Turkish inflation has reached its highest level since Recep Tayyip Erdogan came to power almost two decades ago as the president’s contentious economic management sparks a surge in prices.
The country’s consumer price index rose 36 per cent year on year in December, according to data released by Turkey’s statistical agency on Monday.
It marks the highest level of consumer price rises since September 2002, when Turkey was reeling from a financial crisis that paved the way for a landslide election victory for Erdogan’s Justice and Development party (AKP) in November that same year.
The figure, a sharp increase from the previous month’s official inflation rate of 21 per cent, comes after president Erdogan ordered the central bank to repeatedly slash interest rates in recent months despite double-digit inflation.
His insistence that the bank lower its benchmark lending rate by a total of 5 percentage points since September, to 14 per cent, has led to deeply negative real interest rates, causing investors to flee from the Turkish lira and stoking inflation in a country that is highly reliant on imported energy and goods.
That in turn has prompted mounting public discontent about the soaring cost of living, and has led to an erosion of support for the AKP in opinion polls.
December’s inflation rate, which was higher than the consensus estimate among analysts of 30 per cent, was driven by hefty increases in the cost of transport, which rose almost 54 per cent year on year, and food and drink, which rose close to 44 per cent.
In a sign of the pain being inflicting on business by the plunge in the lira, which lost about 45 per cent of its value against the dollar in 2021, the producer price index rose significantly faster at a rate of 80 per cent year on year.
Ibrahim Aksoy, an analyst at HSBC in Istanbul, warned that inflation was likely to rise further in the months ahead, predicting it would reach about 42 per cent in April and May.
The figures were met with dismay from the country’s opposition parties. Durmus Yilmaz, a former central bank governor who now serves as a senior official in the IYI party, said inflation was “the root cause” of the country’s economic problems and called for “an urgent stabilisation programme”.

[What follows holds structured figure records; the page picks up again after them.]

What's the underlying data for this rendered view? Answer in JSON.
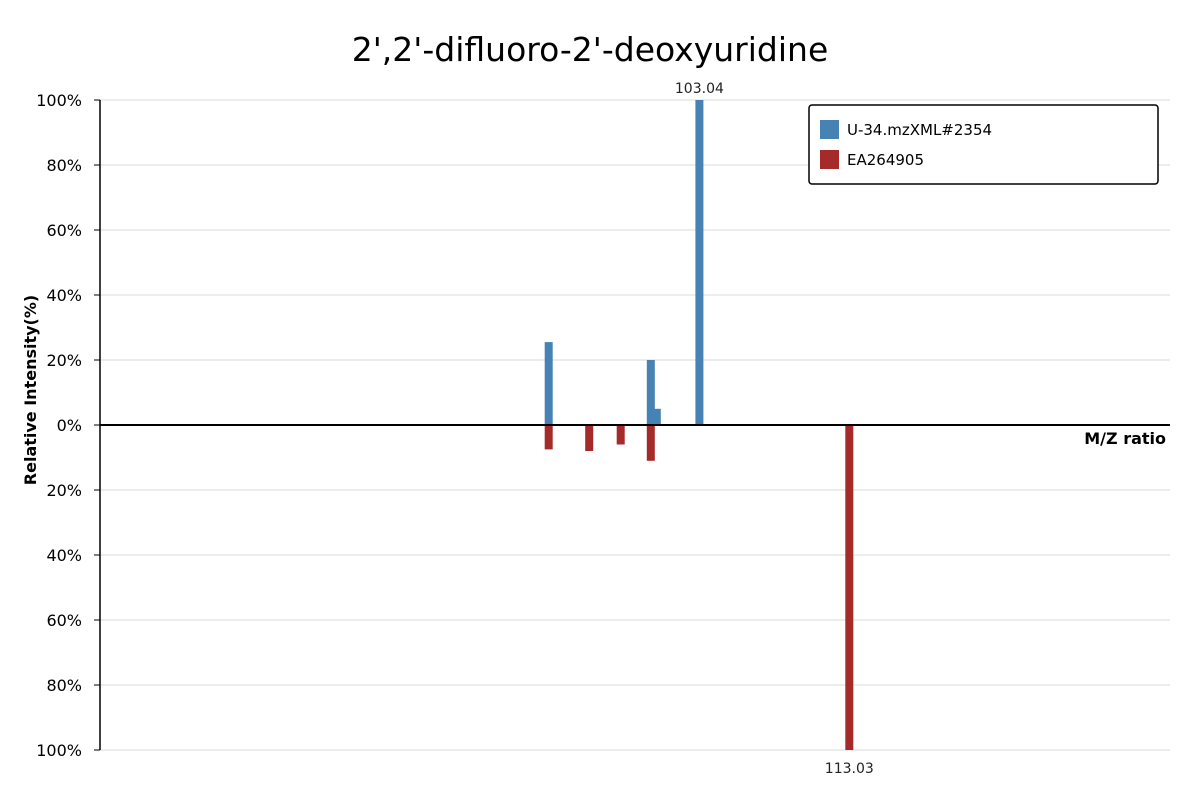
{
  "chart_data": {
    "type": "bar",
    "title": "2',2'-difluoro-2'-deoxyuridine",
    "xlabel": "M/Z ratio",
    "ylabel": "Relative Intensity(%)",
    "y_tick_labels_top": [
      "100%",
      "80%",
      "60%",
      "40%",
      "20%",
      "0%"
    ],
    "y_tick_labels_bottom": [
      "20%",
      "40%",
      "60%",
      "80%",
      "100%"
    ],
    "grid": true,
    "legend_position": "top-right",
    "series": [
      {
        "name": "U-34.mzXML#2354",
        "color": "#4682b4",
        "direction": "up",
        "peaks": [
          {
            "x": 93.0,
            "y": 25.5
          },
          {
            "x": 99.8,
            "y": 20.0
          },
          {
            "x": 100.2,
            "y": 5.0
          },
          {
            "x": 103.04,
            "y": 100,
            "label": "103.04"
          }
        ]
      },
      {
        "name": "EA264905",
        "color": "#a52a2a",
        "direction": "down",
        "peaks": [
          {
            "x": 93.0,
            "y": 7.5
          },
          {
            "x": 95.7,
            "y": 8.0
          },
          {
            "x": 97.8,
            "y": 6.0
          },
          {
            "x": 99.8,
            "y": 11.0
          },
          {
            "x": 113.03,
            "y": 100,
            "label": "113.03"
          }
        ]
      }
    ]
  }
}
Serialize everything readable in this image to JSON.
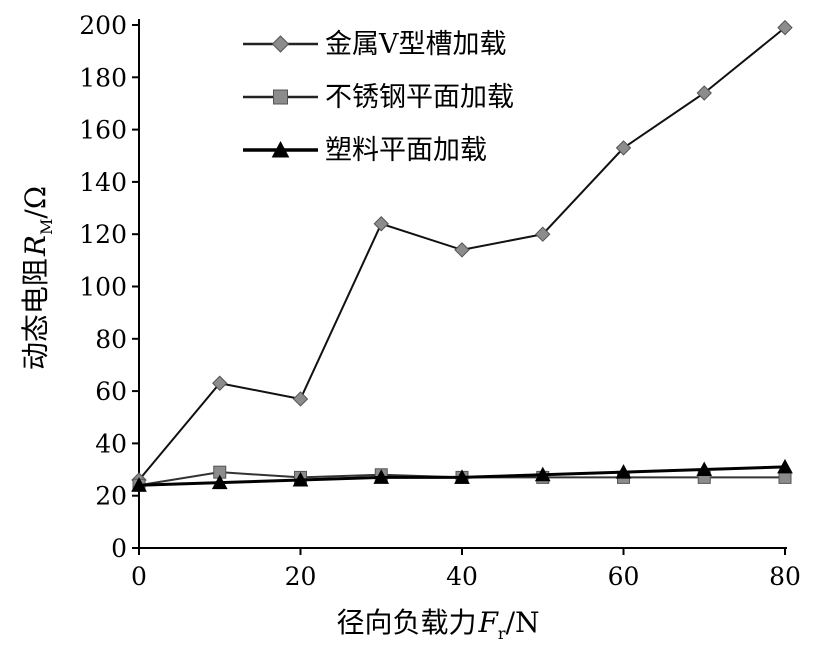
{
  "chart_data": {
    "type": "line",
    "title": "",
    "xlabel": "径向负载力",
    "xlabel_symbol": "F",
    "xlabel_sub": "r",
    "xlabel_unit": "/N",
    "ylabel": "动态电阻",
    "ylabel_symbol": "R",
    "ylabel_sub": "M",
    "ylabel_unit": "/Ω",
    "xlim": [
      0,
      80
    ],
    "ylim": [
      0,
      200
    ],
    "xticks": [
      0,
      20,
      40,
      60,
      80
    ],
    "yticks": [
      0,
      20,
      40,
      60,
      80,
      100,
      120,
      140,
      160,
      180,
      200
    ],
    "grid": false,
    "legend_position": "top-right",
    "x": [
      0,
      10,
      20,
      30,
      40,
      50,
      60,
      70,
      80
    ],
    "series": [
      {
        "name": "金属V型槽加载",
        "marker": "diamond",
        "color": "#8c8c8c",
        "values": [
          26,
          63,
          57,
          124,
          114,
          120,
          153,
          174,
          199
        ]
      },
      {
        "name": "不锈钢平面加载",
        "marker": "square",
        "color": "#8c8c8c",
        "values": [
          24,
          29,
          27,
          28,
          27,
          27,
          27,
          27,
          27
        ]
      },
      {
        "name": "塑料平面加载",
        "marker": "triangle",
        "color": "#000000",
        "values": [
          24,
          25,
          26,
          27,
          27,
          28,
          29,
          30,
          31
        ]
      }
    ]
  }
}
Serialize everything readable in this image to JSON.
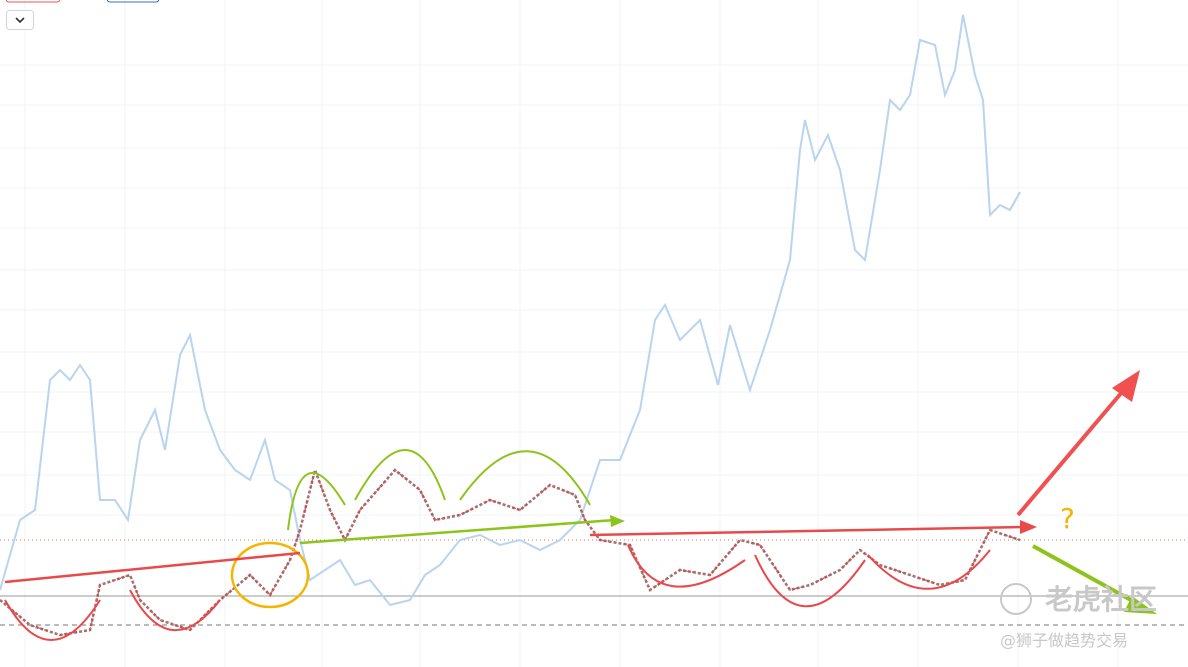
{
  "annotation": {
    "question_mark": "?"
  },
  "watermark": {
    "brand": "老虎社区",
    "author": "@狮子做趋势交易"
  }
}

Ali Babacan, a former Erdogan ally who now leads the opposition Deva party, suggested the true inflation rate was even higher than the official figures, describing the country’s statistical agency as “the institute for fiddling the numbers”. He said the rate “doesn’t even come close to” the huge energy price rises announced at the start of this year, which saw electricity prices raised by as much as 125 per cent for the most intensive commercial users and by about 50 per cent for households.
Erdogan, a longstanding opponent of high interest rates, rejects the conventional economic wisdom that raising the cost of borrowing helps to curb high inflation.
The Turkish president has continued to insist, despite mounting dismay from Turkey’s business community, that lower rates will ultimately help bring price stability as part of what he says is a new economic model that aims to boost exports, investment and job creation.
Erdogan has acknowledged the pain inflicted by inflation on the public, vowing last month that his government would not allow workers to be “crushed” by price rises as he announced a 50 per cent rise in the minimum wage in lira terms.
Economists warned that, while a pay rise for the lowest paid workers was necessary to protect them from rising living costs, such a large increase would itself be inflationary and price rises risked running out of control.